You’re making this part here; if you can apply that part to another machine, why redesign a whole new part?
So much has been said about the “demise” of American manufacturing. Everything that you have done over the last 20 years debunks that myth.
Oh I don’t think so. Back in the 1970s, there was something like 25% of the population involved in manufacturing. Today you will find it is less than 15%. You can’t go to a high school today and say, “How many people want to work in a machine shop?” I don’t think you would have anybody put his hand in the air. Nobody wants to work in the old machine shops of the ‘60s where you have Acme-Gridleys that just deafen your ears. They don’t want to do ho-hum work; they want to do something interesting.
Is your interest in NASCAR an economic decision, a fun decision or a combination of the two?
Surprisingly, it helps us sell machine tools, because people look up to companies involved in sports. Machine parts are pretty dry. You’re just selling nuts and bolts. NASCAR is a venture into the entertainment world.
Do you put a lot of thought into the design of your machines?
Absolutely. A machine tool has to look right, feel right to be right. People don’t buy machine tools that don’t look like machine tools.
How do you determine what people are going to buy?
I build what I would want to buy. I really do spend like 20 hours a day thinking about the next thing to build. I spend most of my time thinking about it, and then a very small amount of time actually telling people what to do.
How about asking your clients?
I have a little different philosophy on that. We’ve built machines that people said they wanted, and they are always dismal. The worst one to build is what a salesman wants. Oh, my God. A salesman will always want you to basically build the machine just like the last one he sold because that is what he sold, but that doesn’t necessarily mean it is going to be a successful machine. A customer has his point of view of, “Well, I want something that anybody can run. I want something simple, or I want something cheap.” Honestly, a lot of our products, our models that we come up with are dogs. It is not uncommon for us to build a whole model and say, “Well, that thing turned out to be a dog. Get rid of it.” And we do.
I’m curious, have you looked at going into a sliding head stock machine?

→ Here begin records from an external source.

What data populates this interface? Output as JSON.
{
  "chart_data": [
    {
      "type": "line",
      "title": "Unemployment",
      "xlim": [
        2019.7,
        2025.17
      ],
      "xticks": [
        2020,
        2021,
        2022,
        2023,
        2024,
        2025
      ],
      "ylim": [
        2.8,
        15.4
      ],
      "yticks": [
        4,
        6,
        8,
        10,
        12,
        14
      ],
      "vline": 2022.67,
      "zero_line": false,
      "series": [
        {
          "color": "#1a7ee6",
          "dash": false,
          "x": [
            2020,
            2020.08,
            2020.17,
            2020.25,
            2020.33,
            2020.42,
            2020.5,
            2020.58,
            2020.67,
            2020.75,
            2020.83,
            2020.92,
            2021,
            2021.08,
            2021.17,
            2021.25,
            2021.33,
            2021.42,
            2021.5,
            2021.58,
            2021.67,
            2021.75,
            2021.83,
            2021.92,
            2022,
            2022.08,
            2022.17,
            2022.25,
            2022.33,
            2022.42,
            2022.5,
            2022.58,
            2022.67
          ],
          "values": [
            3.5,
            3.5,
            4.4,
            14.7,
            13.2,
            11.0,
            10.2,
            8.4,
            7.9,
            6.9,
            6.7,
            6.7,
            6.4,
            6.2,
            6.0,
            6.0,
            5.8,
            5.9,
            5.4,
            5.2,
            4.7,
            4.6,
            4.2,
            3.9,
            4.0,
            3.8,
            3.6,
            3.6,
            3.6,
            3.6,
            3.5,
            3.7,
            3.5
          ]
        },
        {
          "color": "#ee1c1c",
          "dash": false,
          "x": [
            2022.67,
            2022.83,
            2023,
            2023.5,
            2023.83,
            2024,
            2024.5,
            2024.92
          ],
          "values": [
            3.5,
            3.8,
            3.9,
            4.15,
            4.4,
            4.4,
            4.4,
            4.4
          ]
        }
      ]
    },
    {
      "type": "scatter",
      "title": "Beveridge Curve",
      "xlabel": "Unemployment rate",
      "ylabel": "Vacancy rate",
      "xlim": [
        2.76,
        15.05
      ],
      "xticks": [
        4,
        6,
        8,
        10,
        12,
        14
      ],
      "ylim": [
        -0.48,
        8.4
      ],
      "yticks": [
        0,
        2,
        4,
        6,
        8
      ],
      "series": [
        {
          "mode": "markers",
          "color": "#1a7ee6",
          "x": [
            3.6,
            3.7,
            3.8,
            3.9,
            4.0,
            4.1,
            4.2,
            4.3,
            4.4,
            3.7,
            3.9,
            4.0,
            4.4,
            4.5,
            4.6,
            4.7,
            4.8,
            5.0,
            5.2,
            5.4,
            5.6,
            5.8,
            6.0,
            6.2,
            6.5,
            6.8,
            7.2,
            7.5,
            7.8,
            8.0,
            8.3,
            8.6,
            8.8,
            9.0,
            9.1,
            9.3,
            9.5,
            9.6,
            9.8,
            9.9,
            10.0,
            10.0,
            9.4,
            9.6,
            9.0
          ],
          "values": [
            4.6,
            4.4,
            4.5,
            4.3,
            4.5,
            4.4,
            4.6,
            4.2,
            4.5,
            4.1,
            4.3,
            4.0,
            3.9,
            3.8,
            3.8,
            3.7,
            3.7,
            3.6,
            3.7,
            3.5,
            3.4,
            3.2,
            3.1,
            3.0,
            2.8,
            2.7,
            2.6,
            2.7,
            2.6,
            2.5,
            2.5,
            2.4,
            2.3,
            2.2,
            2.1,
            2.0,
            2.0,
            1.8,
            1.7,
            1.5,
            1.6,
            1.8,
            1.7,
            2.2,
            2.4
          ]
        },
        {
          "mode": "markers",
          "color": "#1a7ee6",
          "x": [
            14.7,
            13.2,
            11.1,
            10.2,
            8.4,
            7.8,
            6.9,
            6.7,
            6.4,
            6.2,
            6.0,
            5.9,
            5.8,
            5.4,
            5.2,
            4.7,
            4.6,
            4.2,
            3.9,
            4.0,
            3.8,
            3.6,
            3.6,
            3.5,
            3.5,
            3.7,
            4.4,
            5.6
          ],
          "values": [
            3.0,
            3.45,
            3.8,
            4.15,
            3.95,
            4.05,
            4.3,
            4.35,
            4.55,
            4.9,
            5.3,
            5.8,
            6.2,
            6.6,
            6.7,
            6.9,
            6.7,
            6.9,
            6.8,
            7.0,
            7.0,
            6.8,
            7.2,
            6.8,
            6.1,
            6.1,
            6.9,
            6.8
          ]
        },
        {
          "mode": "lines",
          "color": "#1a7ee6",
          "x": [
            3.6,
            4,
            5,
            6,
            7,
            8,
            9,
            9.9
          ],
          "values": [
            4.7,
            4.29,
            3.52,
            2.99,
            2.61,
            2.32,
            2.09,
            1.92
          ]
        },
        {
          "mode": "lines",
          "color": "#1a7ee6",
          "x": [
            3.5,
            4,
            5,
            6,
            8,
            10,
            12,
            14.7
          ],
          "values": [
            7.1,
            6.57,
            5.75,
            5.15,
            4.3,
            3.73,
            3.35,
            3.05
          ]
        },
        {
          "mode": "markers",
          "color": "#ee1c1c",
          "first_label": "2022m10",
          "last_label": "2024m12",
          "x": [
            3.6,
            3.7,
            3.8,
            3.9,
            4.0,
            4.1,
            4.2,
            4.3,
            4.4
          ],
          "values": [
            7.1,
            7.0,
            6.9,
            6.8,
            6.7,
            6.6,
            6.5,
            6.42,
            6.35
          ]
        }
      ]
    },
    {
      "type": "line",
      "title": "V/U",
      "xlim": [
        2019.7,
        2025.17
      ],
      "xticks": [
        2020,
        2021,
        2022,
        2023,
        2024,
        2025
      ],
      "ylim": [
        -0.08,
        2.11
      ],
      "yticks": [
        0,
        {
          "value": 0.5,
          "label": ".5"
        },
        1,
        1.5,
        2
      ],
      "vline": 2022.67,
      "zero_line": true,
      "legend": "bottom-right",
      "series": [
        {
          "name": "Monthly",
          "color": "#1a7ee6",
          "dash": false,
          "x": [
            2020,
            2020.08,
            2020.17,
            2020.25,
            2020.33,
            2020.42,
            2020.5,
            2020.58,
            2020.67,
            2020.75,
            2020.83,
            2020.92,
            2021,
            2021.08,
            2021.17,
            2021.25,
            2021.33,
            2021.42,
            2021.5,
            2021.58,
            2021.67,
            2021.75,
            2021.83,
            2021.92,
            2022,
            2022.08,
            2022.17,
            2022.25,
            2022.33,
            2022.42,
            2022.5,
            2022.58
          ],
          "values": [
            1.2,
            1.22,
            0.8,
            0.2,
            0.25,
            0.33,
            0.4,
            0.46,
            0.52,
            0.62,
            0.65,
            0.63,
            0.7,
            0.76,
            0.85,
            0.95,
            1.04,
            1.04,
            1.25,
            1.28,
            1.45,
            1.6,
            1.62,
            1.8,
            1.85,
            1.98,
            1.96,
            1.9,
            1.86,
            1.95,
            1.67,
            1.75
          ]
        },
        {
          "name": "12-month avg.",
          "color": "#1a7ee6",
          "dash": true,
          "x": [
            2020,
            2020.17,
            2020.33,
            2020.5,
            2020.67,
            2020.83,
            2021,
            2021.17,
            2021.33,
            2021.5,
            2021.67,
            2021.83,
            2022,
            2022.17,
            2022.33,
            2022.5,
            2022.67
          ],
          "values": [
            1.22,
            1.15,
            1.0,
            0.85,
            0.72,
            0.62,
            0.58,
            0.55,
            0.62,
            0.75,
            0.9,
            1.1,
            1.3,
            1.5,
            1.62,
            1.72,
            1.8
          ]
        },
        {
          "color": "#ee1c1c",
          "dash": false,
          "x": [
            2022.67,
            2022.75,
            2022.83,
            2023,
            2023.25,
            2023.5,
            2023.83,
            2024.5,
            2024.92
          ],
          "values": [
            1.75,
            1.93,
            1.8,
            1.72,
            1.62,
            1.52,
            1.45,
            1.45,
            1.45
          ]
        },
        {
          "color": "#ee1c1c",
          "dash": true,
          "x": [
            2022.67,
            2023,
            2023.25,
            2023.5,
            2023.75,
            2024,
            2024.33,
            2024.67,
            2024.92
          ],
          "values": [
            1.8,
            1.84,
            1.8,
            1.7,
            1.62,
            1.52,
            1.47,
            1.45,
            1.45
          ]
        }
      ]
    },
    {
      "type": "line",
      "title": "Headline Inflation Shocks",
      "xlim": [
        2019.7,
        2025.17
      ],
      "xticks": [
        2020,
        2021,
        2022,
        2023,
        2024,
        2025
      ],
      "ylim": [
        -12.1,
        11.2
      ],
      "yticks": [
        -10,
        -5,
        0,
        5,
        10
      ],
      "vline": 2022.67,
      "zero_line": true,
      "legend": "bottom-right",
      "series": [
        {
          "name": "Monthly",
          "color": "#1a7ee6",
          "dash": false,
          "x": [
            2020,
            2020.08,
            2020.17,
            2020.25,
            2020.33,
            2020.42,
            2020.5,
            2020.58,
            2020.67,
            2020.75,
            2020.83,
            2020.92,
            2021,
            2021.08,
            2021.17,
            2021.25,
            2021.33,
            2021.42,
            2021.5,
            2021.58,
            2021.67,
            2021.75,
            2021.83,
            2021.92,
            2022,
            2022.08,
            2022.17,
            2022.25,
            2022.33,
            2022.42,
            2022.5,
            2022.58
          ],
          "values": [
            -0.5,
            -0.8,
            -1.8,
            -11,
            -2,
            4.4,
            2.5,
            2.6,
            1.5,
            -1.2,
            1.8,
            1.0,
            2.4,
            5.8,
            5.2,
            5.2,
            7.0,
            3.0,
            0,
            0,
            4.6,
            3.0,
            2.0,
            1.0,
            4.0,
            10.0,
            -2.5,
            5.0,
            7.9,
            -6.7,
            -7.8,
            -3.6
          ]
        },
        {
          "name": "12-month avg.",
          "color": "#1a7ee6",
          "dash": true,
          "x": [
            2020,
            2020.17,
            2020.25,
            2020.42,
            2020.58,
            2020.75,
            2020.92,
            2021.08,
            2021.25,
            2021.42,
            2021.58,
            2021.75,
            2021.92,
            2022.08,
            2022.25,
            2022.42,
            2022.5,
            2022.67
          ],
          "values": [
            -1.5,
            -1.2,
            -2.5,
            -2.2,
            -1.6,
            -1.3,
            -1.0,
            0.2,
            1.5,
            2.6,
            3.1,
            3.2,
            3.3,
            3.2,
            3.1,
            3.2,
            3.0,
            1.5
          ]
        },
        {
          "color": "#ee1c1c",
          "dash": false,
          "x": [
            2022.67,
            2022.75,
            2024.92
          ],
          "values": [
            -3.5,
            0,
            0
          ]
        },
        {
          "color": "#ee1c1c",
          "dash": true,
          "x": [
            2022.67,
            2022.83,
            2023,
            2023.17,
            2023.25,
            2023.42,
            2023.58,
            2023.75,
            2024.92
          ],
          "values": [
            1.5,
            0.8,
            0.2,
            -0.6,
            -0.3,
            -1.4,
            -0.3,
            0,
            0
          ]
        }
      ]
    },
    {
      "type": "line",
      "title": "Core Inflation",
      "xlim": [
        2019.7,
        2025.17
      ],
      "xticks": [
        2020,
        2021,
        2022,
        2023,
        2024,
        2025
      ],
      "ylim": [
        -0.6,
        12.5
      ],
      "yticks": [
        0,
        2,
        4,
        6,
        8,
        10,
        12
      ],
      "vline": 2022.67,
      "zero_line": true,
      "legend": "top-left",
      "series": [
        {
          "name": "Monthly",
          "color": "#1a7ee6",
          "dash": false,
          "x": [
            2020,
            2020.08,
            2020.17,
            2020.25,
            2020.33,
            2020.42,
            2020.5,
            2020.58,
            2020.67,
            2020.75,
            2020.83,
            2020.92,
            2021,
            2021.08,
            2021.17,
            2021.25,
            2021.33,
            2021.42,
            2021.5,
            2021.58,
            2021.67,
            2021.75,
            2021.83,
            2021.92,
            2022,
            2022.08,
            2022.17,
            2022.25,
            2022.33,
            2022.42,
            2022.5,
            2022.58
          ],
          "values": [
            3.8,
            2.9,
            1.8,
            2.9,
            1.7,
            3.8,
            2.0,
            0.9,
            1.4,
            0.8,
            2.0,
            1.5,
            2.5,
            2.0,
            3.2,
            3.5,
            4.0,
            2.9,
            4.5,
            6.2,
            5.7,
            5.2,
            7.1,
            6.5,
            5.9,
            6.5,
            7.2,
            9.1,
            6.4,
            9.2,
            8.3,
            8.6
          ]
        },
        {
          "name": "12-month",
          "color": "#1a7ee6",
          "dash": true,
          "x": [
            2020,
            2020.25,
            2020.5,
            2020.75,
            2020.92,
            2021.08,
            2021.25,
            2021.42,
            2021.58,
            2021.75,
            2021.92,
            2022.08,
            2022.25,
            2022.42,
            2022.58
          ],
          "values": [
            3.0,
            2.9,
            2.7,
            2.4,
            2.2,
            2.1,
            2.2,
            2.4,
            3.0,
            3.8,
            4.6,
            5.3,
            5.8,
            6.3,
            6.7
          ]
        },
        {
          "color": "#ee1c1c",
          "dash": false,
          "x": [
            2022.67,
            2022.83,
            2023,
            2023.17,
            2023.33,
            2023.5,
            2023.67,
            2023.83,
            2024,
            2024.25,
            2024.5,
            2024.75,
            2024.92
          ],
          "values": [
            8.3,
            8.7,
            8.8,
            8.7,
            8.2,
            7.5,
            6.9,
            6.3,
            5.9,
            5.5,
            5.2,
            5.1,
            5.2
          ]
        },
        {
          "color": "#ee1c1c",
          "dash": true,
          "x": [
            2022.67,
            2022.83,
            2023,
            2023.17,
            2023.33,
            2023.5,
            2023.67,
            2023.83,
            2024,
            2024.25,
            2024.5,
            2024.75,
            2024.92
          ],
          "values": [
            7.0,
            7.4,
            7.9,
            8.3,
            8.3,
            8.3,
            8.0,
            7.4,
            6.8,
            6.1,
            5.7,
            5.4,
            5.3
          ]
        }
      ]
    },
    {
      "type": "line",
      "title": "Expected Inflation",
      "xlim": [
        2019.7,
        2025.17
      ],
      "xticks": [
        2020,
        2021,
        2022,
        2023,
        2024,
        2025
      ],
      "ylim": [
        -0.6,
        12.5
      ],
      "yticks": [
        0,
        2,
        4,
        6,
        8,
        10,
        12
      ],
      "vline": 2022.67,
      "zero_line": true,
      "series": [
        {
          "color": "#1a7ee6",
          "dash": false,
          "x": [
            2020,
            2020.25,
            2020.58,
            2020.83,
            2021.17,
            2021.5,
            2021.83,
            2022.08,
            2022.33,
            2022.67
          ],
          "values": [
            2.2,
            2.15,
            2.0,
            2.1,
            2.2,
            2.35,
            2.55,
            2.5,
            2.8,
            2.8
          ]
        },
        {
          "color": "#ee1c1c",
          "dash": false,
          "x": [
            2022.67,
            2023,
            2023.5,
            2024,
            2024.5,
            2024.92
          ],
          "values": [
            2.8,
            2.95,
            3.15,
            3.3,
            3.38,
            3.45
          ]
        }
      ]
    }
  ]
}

I honestly believe that the future of manufacturing is the less expensive machines. We see it in Mexico and India. Our guys just came back from India, and those are huge markets. Those kinds of machines are probably necessary for a lot of stuff like bone screw manufacturing. We actually have a couple Swiss
machines here making our draw bars. But we really see the future in stuff that we can build and sell for under $50,000. That’s where we put our focus. We build about 1,000 machines a month with about 1,200 employees.
Let’s say it is October 21, 2008, and you are looking back over the past three years. What would have to happen for you personally and professionally for you to be happy about your progress?
Nothing, actually. I’m happy now. I think the machining business is doing well. When you look back at things like Sony; remember the Walkman 10 or 15 years ago? Everybody had to have a Sony Walkman to put your little cassette in. Well, that is gone. Remember TVs with tubes? Five years from now, nobody will buy a TV with a tube. But you want to know something? I guarantee you five years from now, people will still be putting a hard tool against a soft material and ripping it apart, and that is what machines tools are; you just rip the stuff off. For 150 years that is what we’ve been doing in the machine tool business. I don’t think it is going to change too much in the next five years.
What car do you drive?
I have three of them; a little Chrysler Crossfire, which is an absolute blast to drive. It is a six-speed convertible. It’s like an old speedster. I have a Toyota truck for hauling crap around, and then I have a Hummer H2. I also have a Ferrari. The car I’m trying to get is one of the Ford GTs.
If you could be any machine what would you be?
I’d be a beer dispenser.
Sitting around having a beer with your friends is about the best you can get.